厚生年金と国民年金は老後に受給できる年金ですが、受給するには一定の受給要件を満たす必要があることをご存じでしょうか。
受給開始年齢になると誰でも無条件に受給できるというわけではなく、決められた条件を満たしている必要があるのです。
受給開始年齢になってから慌てることのないように、国民年金と厚生年金の受給要件についてしっかりと理解しておきましょう。
また、老齢年金をあまりもらえない場合に役立つ老後対策もご紹介しますので、老後資金の準備にお役立てください。
1. 国民年金(老齢基礎年金)の受給要件
国民年金(老齢基礎年金)は、自営業や個人事業主、専業主婦などが老後に受け取る年金です。
国民年金を受給するためには、受給資格期間が10年以上あることと、原則として65歳以上であることの2つの受給要件を満たす必要があります。
1.1 受給要件1.受給資格期間が10年以上ある
国民年金を受給するためには、受給資格期間が10年以上あることが条件です。受給資格期間には「保険料を納付した期間」だけでなく、「保険料の免除を受けた期間」や年金額には反映されない「合算対象期間」なども含まれます。

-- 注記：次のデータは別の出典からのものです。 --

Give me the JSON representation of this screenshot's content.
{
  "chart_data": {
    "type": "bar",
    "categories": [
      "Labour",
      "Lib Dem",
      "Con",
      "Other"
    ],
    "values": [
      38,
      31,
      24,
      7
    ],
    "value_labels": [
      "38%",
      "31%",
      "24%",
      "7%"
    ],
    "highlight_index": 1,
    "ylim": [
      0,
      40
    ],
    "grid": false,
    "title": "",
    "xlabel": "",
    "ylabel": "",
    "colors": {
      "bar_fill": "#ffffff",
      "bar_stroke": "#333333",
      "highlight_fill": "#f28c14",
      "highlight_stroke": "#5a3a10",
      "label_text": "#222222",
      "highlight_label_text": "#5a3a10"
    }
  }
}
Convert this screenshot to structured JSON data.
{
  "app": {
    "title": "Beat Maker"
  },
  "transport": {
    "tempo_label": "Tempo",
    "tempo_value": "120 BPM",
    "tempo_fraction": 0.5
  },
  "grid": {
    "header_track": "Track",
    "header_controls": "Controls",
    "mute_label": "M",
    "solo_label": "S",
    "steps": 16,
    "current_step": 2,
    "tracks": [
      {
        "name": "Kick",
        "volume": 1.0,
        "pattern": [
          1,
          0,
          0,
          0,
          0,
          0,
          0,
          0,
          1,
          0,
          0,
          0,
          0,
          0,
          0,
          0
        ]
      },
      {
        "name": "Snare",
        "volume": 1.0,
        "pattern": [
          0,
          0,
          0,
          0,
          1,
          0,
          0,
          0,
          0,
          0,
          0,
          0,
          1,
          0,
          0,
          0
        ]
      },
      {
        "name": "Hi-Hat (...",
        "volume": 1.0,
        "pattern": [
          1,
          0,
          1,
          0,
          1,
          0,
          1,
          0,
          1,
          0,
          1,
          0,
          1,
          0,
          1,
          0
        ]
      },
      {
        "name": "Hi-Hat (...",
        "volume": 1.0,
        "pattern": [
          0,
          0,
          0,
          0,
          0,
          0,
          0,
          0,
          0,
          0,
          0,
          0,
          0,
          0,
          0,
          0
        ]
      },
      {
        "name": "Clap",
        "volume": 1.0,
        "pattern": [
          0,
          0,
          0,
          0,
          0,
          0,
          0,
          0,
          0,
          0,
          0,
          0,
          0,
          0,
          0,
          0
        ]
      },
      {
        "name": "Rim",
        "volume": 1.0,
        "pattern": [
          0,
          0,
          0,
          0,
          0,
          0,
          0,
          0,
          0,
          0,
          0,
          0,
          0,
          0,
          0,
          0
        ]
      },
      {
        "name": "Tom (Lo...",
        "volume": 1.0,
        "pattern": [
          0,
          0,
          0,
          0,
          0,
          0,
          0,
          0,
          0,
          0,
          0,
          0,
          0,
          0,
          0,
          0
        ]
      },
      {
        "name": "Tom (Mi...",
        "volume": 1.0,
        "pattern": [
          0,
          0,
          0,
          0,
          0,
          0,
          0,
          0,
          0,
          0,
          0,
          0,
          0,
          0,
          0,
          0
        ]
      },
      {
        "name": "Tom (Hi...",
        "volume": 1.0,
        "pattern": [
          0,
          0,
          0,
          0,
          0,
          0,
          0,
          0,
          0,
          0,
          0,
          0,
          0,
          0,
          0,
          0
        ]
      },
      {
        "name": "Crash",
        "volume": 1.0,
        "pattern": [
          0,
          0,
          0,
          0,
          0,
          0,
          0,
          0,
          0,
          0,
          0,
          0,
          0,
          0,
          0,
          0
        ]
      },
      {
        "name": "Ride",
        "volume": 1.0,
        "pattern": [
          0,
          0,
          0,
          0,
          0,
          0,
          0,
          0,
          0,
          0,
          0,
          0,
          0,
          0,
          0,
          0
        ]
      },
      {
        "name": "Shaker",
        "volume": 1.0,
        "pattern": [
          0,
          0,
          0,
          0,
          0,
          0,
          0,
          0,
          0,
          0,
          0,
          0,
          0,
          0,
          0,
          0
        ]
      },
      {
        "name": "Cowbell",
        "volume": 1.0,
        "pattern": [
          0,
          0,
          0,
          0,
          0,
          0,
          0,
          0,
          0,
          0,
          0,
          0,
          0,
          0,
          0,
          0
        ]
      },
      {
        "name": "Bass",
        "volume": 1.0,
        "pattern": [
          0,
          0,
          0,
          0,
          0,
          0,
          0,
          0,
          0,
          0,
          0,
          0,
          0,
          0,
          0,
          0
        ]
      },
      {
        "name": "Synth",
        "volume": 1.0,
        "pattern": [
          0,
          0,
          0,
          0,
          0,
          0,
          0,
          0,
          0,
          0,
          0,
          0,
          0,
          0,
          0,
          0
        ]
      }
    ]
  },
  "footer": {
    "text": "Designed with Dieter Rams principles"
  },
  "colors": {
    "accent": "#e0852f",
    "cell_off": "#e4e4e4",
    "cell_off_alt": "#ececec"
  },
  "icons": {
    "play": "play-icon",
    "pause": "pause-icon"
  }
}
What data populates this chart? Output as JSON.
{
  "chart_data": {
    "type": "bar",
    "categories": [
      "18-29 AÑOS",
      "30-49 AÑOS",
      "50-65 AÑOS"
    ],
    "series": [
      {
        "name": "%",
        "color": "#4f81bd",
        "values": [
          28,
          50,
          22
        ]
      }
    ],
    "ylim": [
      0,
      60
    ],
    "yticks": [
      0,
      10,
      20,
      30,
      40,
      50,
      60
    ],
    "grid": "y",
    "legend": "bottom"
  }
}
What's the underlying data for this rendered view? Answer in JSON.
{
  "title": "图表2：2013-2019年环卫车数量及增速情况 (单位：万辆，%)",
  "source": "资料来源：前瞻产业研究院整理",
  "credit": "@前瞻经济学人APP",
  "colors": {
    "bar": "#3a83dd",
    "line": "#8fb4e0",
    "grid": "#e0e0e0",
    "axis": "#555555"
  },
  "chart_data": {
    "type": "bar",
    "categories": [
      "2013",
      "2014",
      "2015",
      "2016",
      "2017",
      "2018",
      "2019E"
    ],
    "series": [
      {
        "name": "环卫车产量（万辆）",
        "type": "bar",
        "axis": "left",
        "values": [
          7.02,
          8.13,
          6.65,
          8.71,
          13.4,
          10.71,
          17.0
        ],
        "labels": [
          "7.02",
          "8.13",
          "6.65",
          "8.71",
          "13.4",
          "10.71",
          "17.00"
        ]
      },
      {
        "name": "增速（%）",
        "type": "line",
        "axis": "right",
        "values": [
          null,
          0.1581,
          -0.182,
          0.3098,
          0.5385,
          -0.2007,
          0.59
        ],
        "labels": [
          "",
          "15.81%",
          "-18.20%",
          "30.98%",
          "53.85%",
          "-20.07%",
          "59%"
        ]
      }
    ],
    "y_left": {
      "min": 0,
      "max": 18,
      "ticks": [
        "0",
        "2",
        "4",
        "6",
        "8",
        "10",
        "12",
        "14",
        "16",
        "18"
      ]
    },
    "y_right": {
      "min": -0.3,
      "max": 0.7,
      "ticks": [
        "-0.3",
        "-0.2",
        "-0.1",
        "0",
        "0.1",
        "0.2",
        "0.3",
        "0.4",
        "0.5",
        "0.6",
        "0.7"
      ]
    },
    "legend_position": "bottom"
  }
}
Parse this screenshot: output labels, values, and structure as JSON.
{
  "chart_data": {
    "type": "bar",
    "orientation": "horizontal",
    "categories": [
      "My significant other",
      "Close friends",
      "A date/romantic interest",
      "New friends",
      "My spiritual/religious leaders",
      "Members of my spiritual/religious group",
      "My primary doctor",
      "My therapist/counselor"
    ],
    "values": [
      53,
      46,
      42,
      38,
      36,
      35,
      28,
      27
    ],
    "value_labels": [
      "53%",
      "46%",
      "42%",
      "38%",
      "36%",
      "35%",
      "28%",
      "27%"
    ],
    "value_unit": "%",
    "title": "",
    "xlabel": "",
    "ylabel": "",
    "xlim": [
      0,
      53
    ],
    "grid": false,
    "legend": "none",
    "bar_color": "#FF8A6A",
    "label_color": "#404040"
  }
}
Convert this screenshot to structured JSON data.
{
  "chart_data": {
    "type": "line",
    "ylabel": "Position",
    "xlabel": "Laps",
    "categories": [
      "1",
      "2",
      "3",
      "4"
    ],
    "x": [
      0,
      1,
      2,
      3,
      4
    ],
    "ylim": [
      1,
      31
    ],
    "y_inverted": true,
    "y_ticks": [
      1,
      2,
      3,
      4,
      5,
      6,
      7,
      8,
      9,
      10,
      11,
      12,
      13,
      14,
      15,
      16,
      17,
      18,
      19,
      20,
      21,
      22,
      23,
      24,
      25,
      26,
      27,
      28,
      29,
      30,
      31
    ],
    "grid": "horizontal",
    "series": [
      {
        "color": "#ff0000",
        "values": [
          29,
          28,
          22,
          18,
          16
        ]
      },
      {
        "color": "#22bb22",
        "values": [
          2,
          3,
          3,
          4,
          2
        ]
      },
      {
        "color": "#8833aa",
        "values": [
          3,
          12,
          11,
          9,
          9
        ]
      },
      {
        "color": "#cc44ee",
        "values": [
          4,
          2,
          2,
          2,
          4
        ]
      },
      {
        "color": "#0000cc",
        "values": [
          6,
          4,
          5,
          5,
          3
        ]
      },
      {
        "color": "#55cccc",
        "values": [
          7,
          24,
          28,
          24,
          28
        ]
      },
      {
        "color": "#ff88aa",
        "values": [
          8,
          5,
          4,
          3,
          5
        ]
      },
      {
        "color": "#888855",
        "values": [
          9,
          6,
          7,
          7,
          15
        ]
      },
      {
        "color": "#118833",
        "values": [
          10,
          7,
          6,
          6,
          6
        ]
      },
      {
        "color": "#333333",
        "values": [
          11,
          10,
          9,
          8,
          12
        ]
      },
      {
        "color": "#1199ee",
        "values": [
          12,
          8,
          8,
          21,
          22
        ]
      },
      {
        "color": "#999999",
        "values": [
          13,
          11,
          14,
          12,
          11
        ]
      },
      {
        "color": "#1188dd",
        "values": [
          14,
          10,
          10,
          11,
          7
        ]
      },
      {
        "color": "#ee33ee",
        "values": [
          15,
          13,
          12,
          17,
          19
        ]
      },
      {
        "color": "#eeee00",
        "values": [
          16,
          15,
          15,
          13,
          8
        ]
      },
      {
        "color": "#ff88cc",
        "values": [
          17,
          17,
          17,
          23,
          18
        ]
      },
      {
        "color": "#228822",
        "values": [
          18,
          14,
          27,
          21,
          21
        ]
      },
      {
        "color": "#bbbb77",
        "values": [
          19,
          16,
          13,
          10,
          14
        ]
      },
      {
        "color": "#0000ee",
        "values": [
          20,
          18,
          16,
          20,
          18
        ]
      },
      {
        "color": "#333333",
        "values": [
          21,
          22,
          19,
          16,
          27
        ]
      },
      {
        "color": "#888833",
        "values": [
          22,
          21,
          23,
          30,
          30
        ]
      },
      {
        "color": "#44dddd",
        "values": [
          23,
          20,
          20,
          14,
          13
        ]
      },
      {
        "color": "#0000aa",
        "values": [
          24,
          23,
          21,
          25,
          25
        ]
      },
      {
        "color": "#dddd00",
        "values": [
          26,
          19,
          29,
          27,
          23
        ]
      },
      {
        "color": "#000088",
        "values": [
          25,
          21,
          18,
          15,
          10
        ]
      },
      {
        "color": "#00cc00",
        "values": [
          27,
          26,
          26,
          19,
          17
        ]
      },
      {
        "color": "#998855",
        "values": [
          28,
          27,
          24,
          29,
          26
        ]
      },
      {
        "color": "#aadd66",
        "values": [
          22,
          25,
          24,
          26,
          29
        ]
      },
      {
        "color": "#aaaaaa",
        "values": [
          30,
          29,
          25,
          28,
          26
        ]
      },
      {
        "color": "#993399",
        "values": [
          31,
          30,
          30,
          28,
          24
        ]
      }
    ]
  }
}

なお、平成29年7月31日までは25年以上の受給資格期間が必要でしたが、平成29年8月1日からは法改正により10年に短縮されています。
1.2 受給要件2.原則として65歳以上である
国民年金は、原則として65歳から受給開始となります。なお、65歳以降に受給資格期間の10年を満たした場合は、受給資格期間を満たしたときから国民年金を受給することが可能です。
また、国民年金では「繰上げ受給」と「繰下げ受給」を選択することもできます。「繰上げ受給」は、60歳から65歳までの間に繰上げ受給する年金で、早期受給が可能な反面、年金額は減額されます。
一方、「繰下げ受給」は66歳から75歳(※)までの間に繰下げて受給する年金で、受給開始時期は遅くなりますが、増額された年金を受給できます。